As previously stated, the Nintendo Wii is just about two years old now, well enough into its life cycle to no longer forgive developers for unfamiliar hardware restrictions and lazy ports (yes, I'm looking at you, Harmonix and Rock Band). Most people still look at the Wii as home of the goofy mini-game collection despite its having also hosted some truly unique and wonderful unloved gems like EA's Boom Blox, Ubisoft's No More Heroes, Capcom's Zack & Wiki and THQ's de Blob. There is one major game publisher, though, who seems hard-pressed to make the Wii completely awesome with a wide range of aggressive titles, and that publisher is (believe it or not) Sega. That's right, longtime Nintendo rival Sega. Kinda makes you wonder why the Dreamcast flopped...

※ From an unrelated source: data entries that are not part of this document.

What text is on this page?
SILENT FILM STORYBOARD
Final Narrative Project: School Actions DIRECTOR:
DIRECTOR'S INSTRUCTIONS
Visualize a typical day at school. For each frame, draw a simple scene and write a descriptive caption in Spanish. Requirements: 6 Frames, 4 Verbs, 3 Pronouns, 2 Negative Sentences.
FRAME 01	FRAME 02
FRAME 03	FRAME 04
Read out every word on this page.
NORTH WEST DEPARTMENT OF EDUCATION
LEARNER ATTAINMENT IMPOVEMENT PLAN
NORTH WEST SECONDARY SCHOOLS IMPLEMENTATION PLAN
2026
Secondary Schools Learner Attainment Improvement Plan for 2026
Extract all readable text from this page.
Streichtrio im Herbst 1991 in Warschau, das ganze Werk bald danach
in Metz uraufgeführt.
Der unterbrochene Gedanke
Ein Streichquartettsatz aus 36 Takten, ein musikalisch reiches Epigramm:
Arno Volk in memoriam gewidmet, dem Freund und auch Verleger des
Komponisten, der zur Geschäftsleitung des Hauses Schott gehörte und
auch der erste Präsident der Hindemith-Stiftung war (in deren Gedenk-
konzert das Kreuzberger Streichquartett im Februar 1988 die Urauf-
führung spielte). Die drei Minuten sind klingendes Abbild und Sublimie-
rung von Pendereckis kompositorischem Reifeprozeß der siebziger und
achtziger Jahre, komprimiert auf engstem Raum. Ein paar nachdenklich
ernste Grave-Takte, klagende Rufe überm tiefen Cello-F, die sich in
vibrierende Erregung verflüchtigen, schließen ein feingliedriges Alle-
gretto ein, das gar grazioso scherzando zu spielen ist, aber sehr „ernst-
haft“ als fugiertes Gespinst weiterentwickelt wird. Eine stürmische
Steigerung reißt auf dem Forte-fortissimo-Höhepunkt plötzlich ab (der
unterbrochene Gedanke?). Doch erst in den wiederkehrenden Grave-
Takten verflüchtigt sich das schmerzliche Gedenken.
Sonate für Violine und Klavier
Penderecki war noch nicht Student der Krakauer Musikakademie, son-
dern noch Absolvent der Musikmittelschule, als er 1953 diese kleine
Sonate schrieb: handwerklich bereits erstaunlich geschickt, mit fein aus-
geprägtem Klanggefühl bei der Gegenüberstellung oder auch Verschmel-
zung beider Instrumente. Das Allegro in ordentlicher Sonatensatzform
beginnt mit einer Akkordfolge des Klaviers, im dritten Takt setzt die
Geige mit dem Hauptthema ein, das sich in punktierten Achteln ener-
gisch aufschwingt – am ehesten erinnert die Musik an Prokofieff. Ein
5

Yeah, it seems like the kids over at Sega have really taken a shine to their former direct competitor this generation. The system launched with another entry in the ever-popular Super Monkey Ball franchise, soon followed by the Wii-exclusive Sonic & the Secret Rings (which garnered much more of a positive reaction than the current-gen Sonic The Hedgehog on XBox 360 Playstation 3). Then, of course, came the history-making Mario & Sonic at the Olympic Games and the long-anticipated Saturn sequel NiGHTS: Journey of Dreams and a follow-up to the Dreamcast's Samba de Amigo (not to mention multi-platform titles like Iron Man, The Incredible Hulk and Sega Superstar Tennis and well-received hardcore niche titles like Ghost Squad and Bleach). What do those games have in common that No More Heroes and Zack & Wiki didn't? Oh, that's right, you might have actually heard of them! That's because Sega actually markets their games aggressively with that marvelous innovation called advertising.
And Sega ain't stopping there. In addition to the multiplatform Sonic Unleashed, they're also bringing Wii exclusives MadWorld, House of the Dead: Overkill, Sonic and the Black Knight (a sequel to the aforementioned Secret Rings) and the just-announced newly-aquired much-hyped The Conduit. These are decidedly "hardcore" games, two of which involve over-the-top violence and gore, one is billed as a revolution in first-person-shooter controls and graphics on Wii (see screenshot to the left, yes, those are in-game graphics on the Wii), and the other gives Sonic the Hedgehog a frickin' sword. These are games that fans, analysts, and Sega reps continue to insist people want – nay, crave – and based on the number of ads I've seen in the past year for NiGHTS, Mario & Sonic and Samba de Amigo, they will be marketed well. People will know that these games exist, that these games are awesome, and that these games are available for a Wii near you, which is more than can be said about my poor pirate buddies Zack and Wiki.